Florida Credit Laws

February 28, 2008 If you have gotten behind on your bills recently, you may feel as though your creditors are hounding you. The U.S. Government has provided guidelines for debt collection agencies that are intended to protect private citizens. Florida State Credit Laws are very similar to those in other states. They are designed to protect consumers and are regulated by the Florida State Attorney Generals Office or the Federal Trade Commission.

If you have fallen behind on payments for a personal, family or other household loan, creditors may contact you by mail, fax, telephone or in person. Debt collectors may contact you a reasonable number of times, but not so many times that it can be construed as harassment. Florida State Credit Laws also prevent creditors from calling you at work, if you have made it clear that your employer does not approve, nor can they call at unreasonable times of the day, such as before 8:00 a.m., unless you agree.

Debt collectors are not in any way to threaten or to give you false information, including telling you that there are lawyers involved when there are not. Under Florida State Credit Laws they are not to threaten arrest or tell you that your income will be garnished until the debt is paid, unless they have a legal right to do so.

Following the first attempt to contact you, the debt collector has five days to send you a written notice with the creditors name that you owe, the amount you owe, and what action the company will take if you do not pay. Florida State Credit Laws allow you to dispute a debt if you respond in writing within 30 days of first being contacted. The credit agency is not allowed to contact you again except to send you proof of your debt.

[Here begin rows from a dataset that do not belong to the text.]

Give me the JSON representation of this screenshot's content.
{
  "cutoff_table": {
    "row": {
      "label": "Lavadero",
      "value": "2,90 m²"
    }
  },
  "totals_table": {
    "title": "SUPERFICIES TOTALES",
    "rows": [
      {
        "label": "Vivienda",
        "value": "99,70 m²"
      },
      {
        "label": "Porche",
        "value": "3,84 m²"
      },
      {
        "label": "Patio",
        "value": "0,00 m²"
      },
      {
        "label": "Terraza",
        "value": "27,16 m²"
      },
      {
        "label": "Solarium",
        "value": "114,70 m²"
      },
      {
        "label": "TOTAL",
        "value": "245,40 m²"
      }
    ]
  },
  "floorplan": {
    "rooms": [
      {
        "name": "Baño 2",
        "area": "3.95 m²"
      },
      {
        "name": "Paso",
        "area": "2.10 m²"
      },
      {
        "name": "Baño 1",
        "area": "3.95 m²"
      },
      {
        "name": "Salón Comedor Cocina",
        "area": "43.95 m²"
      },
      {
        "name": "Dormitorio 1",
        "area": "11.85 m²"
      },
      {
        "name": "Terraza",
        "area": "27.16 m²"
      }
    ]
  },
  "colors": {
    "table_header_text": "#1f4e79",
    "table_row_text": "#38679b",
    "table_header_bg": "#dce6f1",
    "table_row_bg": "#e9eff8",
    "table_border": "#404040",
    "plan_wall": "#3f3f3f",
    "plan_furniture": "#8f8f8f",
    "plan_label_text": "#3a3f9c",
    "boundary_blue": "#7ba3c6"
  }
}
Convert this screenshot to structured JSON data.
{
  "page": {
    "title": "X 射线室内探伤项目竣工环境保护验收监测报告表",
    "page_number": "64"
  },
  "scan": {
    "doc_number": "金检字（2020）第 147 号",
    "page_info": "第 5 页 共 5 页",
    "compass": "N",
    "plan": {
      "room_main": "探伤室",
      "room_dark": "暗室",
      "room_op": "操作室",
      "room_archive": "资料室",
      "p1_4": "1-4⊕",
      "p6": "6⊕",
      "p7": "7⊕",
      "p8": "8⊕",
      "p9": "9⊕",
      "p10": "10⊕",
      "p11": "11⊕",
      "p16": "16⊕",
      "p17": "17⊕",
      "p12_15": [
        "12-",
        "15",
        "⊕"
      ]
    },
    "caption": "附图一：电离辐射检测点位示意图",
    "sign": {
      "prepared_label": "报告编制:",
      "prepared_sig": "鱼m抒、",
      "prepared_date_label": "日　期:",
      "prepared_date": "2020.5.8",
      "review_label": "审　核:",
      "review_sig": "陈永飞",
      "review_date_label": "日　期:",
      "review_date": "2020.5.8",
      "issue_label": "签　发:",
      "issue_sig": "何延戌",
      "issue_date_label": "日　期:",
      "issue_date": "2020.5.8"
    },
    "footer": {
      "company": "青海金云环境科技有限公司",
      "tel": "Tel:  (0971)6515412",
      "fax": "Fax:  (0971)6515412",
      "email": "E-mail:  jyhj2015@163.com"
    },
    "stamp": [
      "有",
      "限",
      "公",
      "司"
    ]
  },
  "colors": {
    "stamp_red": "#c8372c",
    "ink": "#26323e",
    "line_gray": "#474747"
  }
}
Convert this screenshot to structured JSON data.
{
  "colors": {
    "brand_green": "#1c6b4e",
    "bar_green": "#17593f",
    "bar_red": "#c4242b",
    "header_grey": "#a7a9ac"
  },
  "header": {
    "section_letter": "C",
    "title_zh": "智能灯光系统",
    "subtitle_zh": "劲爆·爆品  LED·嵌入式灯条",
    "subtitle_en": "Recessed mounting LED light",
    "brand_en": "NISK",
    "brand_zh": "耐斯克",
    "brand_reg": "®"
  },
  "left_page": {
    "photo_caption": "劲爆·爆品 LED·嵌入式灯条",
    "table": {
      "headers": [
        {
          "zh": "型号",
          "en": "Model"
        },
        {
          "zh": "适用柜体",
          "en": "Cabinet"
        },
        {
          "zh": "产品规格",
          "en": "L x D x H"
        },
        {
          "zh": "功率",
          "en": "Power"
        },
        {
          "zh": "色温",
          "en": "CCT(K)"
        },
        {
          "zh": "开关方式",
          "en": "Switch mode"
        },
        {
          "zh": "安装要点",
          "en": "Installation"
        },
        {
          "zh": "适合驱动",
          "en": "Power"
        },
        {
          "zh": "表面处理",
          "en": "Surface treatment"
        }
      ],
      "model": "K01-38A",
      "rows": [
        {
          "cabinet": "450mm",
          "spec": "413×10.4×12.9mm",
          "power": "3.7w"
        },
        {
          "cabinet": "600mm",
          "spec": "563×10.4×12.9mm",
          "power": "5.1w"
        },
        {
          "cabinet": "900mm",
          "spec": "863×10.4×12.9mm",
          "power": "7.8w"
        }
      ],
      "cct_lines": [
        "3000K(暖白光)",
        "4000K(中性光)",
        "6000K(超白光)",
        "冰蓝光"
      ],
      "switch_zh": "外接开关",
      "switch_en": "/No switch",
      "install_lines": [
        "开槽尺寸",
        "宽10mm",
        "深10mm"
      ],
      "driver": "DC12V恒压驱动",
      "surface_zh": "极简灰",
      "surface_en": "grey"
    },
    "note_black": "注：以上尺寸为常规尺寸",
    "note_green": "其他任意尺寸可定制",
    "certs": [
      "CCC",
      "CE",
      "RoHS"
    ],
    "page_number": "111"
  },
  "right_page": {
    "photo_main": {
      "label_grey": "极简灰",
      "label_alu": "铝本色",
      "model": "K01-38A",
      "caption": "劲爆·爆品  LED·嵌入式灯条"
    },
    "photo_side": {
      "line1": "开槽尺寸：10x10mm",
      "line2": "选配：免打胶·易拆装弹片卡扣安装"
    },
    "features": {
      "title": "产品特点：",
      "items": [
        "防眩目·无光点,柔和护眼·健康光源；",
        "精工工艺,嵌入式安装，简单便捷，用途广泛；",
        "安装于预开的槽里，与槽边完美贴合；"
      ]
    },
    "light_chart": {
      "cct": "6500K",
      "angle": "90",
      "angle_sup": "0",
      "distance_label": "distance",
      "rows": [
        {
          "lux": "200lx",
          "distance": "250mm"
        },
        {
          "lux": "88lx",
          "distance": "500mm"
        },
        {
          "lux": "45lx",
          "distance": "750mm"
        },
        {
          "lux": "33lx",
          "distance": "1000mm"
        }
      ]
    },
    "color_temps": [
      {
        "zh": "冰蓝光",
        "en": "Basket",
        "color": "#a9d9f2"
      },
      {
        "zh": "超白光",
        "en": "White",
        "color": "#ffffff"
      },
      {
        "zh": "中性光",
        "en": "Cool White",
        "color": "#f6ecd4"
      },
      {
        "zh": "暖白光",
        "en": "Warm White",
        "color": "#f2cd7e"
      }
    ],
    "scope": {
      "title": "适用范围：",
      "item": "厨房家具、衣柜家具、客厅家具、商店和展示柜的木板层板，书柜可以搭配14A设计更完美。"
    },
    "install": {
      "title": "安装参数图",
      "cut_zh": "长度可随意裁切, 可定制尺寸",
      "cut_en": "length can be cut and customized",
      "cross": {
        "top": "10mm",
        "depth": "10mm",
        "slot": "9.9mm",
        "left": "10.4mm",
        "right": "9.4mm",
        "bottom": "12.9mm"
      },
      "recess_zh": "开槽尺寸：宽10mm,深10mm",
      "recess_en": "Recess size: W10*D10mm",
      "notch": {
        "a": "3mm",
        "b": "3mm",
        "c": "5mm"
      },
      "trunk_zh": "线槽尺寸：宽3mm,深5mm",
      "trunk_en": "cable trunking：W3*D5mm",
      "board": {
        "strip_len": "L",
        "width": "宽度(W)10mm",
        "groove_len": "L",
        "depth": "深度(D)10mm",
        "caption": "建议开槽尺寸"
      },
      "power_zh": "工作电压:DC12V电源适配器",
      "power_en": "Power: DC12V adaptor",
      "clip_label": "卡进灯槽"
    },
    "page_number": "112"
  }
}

You should also check to make sure that the agency that has contacted you is registered. Some unethical groups will try to collect debts when they have not gone through the proper steps to make themselves legal. If you feel that a debt collector has violated any of these rules, you have the right to file a complaint with the Florida State Attorney Generals Office or the Federal Trade Commission. If you win your case, you may be refunded for damages, as well as attorney and other legal fees.